El Gobierno cierra filas en defensa de las posiciones indefendibles de sus miembros y recurre al uso de organismos estatales como si fueran suyos, degradando peligrosamente lo que alguna diputada llamó, con sentido patrimonial exclusivo, «nuestra democracia». Estamos en un proceso ortodoxamente kafkiano, porque la mentira se ha convertido en «el orden universal». Dice el presidente que el veneno del odio es el más nocivo, porque corroe las sociedades. Tiene razón, pero inmediatamente, acusa a quienes le censuran de ser los responsables de ello. No se gobierna, se combate. No se solucionan los problemas, se crean. No se hace nada para unir a los españoles, más allá de la verborrea propagandística. Se reparten prebendas y miserias, según los casos, generalmente a izquierdas, mientras se discrimina a unas regiones respecto a otras. La cacareada escuela pública importa realmente poco. Sus objetivos son deseducar y deformar, potenciando la desincentivación del esfuerzo de profesores y alumnos, para crear otra generación de «mamertos», políticamente cautivos, que acaben viviendo a costa de los que sí trabajan, mientras se agranda la ruina del país.

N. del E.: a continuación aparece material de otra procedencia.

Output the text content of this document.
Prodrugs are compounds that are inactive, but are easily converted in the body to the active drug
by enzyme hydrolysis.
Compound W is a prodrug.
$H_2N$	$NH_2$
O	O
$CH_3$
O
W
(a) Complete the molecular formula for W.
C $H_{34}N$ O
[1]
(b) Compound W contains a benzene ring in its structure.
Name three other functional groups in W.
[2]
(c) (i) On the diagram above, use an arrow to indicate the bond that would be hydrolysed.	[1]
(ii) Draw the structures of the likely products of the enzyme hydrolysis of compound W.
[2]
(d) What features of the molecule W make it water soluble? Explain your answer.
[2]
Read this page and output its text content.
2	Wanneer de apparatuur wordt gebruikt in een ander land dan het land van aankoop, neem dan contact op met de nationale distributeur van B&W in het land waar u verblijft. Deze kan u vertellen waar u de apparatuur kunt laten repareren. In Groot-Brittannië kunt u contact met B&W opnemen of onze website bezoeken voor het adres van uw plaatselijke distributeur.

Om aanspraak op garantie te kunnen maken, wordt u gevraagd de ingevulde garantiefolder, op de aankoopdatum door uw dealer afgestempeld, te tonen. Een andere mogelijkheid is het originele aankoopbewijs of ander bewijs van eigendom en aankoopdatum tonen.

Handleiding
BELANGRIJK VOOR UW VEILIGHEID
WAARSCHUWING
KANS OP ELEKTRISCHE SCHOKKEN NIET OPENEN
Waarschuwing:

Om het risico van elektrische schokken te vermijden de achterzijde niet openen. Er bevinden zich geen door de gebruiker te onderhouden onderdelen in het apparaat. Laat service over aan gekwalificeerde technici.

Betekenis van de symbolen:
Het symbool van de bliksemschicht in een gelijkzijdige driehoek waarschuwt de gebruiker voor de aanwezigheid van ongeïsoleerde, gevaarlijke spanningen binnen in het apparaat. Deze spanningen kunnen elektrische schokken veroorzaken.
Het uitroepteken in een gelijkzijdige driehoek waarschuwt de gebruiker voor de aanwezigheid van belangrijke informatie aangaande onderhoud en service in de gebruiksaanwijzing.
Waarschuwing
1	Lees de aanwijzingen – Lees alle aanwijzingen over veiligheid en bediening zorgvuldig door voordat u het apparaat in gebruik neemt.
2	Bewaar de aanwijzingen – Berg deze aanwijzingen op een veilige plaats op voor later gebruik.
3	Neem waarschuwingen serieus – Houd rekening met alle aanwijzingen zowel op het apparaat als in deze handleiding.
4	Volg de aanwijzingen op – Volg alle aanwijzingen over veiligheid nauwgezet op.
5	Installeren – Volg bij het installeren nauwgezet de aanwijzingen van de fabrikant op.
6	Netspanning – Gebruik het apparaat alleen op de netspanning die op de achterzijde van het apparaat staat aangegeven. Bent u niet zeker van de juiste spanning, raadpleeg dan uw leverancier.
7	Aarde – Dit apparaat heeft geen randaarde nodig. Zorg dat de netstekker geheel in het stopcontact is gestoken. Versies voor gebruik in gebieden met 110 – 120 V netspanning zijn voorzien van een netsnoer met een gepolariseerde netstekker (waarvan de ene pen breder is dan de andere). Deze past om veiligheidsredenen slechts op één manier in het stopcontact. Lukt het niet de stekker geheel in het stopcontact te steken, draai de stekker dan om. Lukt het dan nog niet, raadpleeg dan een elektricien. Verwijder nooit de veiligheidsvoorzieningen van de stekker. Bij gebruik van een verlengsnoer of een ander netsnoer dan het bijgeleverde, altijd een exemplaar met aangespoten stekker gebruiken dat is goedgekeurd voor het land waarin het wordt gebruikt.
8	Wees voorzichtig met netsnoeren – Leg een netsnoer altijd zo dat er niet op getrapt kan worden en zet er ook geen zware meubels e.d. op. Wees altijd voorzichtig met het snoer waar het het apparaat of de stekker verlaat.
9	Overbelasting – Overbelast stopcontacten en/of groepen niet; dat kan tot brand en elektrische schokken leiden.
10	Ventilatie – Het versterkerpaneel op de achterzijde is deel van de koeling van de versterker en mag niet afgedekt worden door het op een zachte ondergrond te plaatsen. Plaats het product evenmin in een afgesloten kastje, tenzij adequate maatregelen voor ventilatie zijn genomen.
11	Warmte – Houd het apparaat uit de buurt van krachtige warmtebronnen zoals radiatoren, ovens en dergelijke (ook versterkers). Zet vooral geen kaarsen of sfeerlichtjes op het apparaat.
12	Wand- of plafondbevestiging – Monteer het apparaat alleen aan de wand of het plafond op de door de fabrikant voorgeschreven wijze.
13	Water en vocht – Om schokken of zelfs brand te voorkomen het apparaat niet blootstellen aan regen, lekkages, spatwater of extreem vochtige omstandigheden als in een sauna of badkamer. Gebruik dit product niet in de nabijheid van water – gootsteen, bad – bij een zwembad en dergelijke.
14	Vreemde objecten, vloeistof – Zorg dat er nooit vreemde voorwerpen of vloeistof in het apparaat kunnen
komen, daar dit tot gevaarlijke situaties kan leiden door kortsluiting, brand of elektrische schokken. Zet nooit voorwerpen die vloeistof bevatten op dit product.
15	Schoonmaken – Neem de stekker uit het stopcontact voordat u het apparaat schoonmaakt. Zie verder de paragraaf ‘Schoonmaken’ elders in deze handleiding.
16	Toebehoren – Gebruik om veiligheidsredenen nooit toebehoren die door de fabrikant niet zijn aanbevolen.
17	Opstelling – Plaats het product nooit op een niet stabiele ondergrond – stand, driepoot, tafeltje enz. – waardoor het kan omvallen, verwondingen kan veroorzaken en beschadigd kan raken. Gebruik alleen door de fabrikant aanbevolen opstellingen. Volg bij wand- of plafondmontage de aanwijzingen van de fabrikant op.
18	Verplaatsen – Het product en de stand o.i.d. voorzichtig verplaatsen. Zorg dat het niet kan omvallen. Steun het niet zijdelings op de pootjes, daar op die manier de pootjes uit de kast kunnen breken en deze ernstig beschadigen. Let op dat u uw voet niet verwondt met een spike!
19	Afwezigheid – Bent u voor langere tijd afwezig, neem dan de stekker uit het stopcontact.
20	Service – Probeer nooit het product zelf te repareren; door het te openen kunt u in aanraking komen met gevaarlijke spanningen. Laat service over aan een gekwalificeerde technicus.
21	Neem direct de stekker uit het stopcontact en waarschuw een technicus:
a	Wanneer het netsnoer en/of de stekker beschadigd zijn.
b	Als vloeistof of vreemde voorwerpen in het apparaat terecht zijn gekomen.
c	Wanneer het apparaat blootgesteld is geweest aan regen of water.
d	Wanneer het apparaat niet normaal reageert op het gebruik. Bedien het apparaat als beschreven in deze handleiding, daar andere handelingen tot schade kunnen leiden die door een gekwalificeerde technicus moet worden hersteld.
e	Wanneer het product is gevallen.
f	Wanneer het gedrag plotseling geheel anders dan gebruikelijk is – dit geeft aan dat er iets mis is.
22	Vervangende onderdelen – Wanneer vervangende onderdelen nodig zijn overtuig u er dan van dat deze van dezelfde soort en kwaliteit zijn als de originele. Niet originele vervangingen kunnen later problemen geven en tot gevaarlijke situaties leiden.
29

Frente a la gravedad de la crisis van tomando cuerpo las denuncias de la sociedad civil indicando los verdaderos problemas que nos acosan y ofreciendo posibles soluciones. Señalan la conveniencia de que el Dr. Sánchez, atienda no solo a alguna cita de Gracián, sino a bastantes de los 300 aforismos de su Oráculo manual y Arte de prudencia. En especial el que llama «A no perderse nunca el respeto a sí mismo», o el que aconseja «Obrar siempre como a vista». Por este camino encontraría el espacio de reflexión y concordia al que, acertadamente, volvía a llamar Su Majestad hace unos días. Cualquier intento de recuperación exige la regeneración ética. Cada vez son más las voces que así lo manifiestan. Puede que sea esto lo más positivo que se aprecia, fuera de los egoísmos partidistas. Esa demanda acabará convirtiéndose en un clamor, con la misma acusación que Solzhenitsyn lanzara contra las autoridades de su país, «por hacernos tragar mentiras –decía– de un modo omnímodo y obligado, lo que es peor que todas las miserias materiales y la erosión de las libertades públicas».
La superación espiritual de la tragedia no será posible mientras no incorporemos a las víctimas. Cuántos de los que han fallecido en soledad sobreañadida habrán gritado desesperadamente, como Blas de Otero, «Oh Dios. Si he de morir quiero tenerte despierto». Más allá de la respuesta divina, sea cual sea, estamos obligados a evitar que los responsables de muchas de ellas, las condenen a muerte dos veces. La primera por su incapacidad, la segunda por el afán de ocultarlas, cobardemente, negándoles así la posibilidad de sobrevivir en la memoria de todos. «Non omnis moriar» escribía Horacio, no moriré completamente todo mientras permanezca en el recuerdo. No consintamos el olvido, pues de ese modo no saldremos todos juntos, ni más fuertes, ni mejores, solo saldremos al bar, al fútbol y a la playa, a la espera de un rebrote vírico, ojalá no ocurra, que vuelva a traer el miedo y a impulsar la adquisición masiva de papel higiénico.